In the podcast in which I interviewed both Rob and Val (listen here), I talked about this at the end. I joined for two basic reasons: 1) out of gratitude for the new payscale that economically changed our lives for the better; 2) out of concern for what was happening to public education in Tallahasse, which began to make me sit up and take notice eight years ago in 2010. In fact, this op-ed that landed on the front page of the Opinion section of the Sunday edition of the Tampa Tribute was the first time I publicly waded into the waters of education policy here in the Sunshine State.

Thank you, Tallahassee, for making me realize why I needed to become part of a union.

As a member for the last four and half years, as well as a building rep for the last two years, and now executive board member for the last seven months, I am proud to be part of a dedicated group of education professionals who work incessantly to give each and every child the very best quality education while simultaneously advocating for all students and our entire profession.

Perhaps more importantly, being a member of HCTA has given me strength through solidarity and the courage to share my perspective with my “teacher voice.” But ultimately what being a member has taught me is that it’s not about any one person at all.

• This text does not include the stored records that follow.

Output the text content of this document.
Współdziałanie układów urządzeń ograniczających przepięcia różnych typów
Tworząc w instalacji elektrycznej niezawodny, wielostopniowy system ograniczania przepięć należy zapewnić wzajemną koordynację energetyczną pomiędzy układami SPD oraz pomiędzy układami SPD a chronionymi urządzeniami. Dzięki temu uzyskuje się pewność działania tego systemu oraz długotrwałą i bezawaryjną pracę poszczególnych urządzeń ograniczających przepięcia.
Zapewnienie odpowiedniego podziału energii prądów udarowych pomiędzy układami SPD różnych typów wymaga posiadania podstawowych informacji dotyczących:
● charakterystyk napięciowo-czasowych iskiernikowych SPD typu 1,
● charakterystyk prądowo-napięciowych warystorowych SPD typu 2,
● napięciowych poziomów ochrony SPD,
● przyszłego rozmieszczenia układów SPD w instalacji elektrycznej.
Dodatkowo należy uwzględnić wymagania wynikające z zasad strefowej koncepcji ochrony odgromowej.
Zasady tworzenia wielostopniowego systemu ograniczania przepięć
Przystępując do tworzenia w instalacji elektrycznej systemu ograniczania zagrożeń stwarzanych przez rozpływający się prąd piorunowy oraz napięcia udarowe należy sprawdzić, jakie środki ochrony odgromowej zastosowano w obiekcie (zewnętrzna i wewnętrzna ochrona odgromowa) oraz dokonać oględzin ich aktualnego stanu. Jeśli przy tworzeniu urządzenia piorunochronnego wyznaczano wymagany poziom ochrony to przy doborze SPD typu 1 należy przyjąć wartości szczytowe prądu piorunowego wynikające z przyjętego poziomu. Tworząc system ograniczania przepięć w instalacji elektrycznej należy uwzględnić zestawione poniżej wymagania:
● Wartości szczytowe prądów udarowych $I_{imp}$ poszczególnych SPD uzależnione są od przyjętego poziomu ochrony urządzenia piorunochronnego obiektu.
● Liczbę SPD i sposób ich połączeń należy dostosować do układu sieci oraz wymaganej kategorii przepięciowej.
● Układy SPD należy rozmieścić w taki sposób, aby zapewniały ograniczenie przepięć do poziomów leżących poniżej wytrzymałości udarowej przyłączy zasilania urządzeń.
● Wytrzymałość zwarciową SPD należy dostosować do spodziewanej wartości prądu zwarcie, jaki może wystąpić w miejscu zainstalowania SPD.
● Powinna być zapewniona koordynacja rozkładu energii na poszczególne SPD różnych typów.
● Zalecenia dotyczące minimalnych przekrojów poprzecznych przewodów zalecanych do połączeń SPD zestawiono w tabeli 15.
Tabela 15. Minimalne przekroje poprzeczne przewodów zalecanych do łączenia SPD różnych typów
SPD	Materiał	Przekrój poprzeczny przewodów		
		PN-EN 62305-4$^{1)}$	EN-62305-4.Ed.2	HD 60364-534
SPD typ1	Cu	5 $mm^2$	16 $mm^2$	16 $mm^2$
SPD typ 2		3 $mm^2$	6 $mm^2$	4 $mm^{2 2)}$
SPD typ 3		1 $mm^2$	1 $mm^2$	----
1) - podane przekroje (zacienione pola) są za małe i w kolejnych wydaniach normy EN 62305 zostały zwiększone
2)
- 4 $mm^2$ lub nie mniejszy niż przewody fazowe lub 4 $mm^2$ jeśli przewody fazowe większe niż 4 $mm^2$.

It’s about all of us. Together.

When I recorded the podcasts for all four of the candidates, I was trying to be as impartial as possible, which is why I asked five essential questions and did not interact with any candidate’s response. Every candidate had great things to say, and I wish I could have an amalgamation of them all. But I realize that’s not possible, which is why I have been pondering this decision for the last few months and only decided today.

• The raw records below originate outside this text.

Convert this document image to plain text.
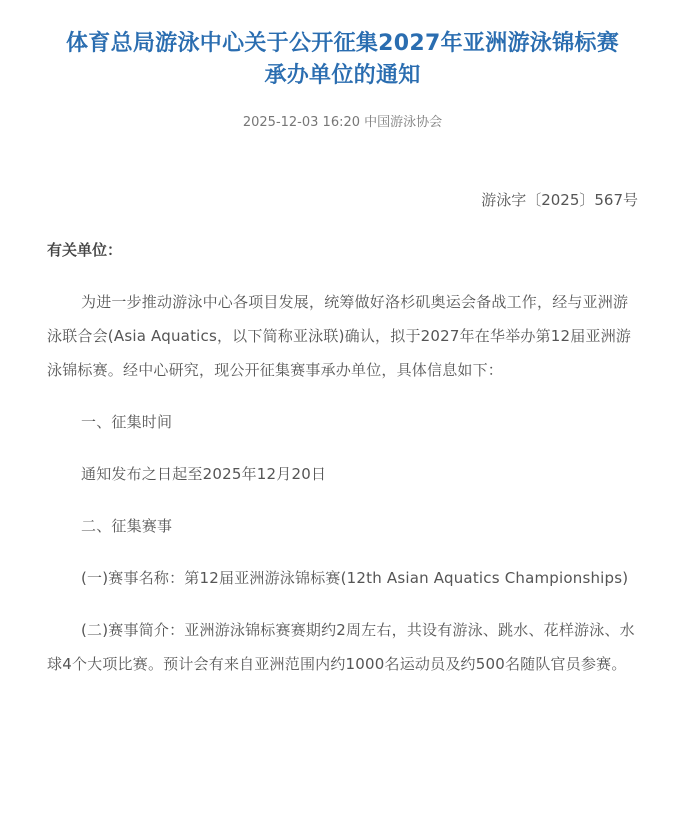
体育总局游泳中心关于公开征集2027年亚洲游泳锦标赛
承办单位的通知
2025-12-03 16:20 中国游泳协会
游泳字〔2025〕567号
有关单位：

为进一步推动游泳中心各项目发展，统筹做好洛杉矶奥运会备战工作，经与亚洲游泳联合会(Asia Aquatics，以下简称亚泳联)确认，拟于2027年在华举办第12届亚洲游泳锦标赛。经中心研究，现公开征集赛事承办单位，具体信息如下：

一、征集时间

通知发布之日起至2025年12月20日

二、征集赛事

(一)赛事名称：第12届亚洲游泳锦标赛(12th Asian Aquatics Championships)

(二)赛事简介：亚洲游泳锦标赛赛期约2周左右，共设有游泳、跳水、花样游泳、水球4个大项比赛。预计会有来自亚洲范围内约1000名运动员及约500名随队官员参赛。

In my mind, Rob Kriete and Val Chuchman are tied. I honestly cannot really separate them, mainly because they both bring numerous tangible assets to the role of president. I even went so far as to write out a list of pros and cons, and still couldn’t make up my mind.

My gut, however, tells me something else. It tells me that we are walking into a storm the likes of which I doubt anyone in our district has seen in the last twenty years. The locus of this storm, of course, is the capitol; what the GOP-led Legislature has wrought over the last two years between HB7069, HB7055, and more cannot be ignored, especially the unwillingness to truly invest in public education and instead take what scant money exists and pour it into dubious ventures that only erode the entire education ecosystem.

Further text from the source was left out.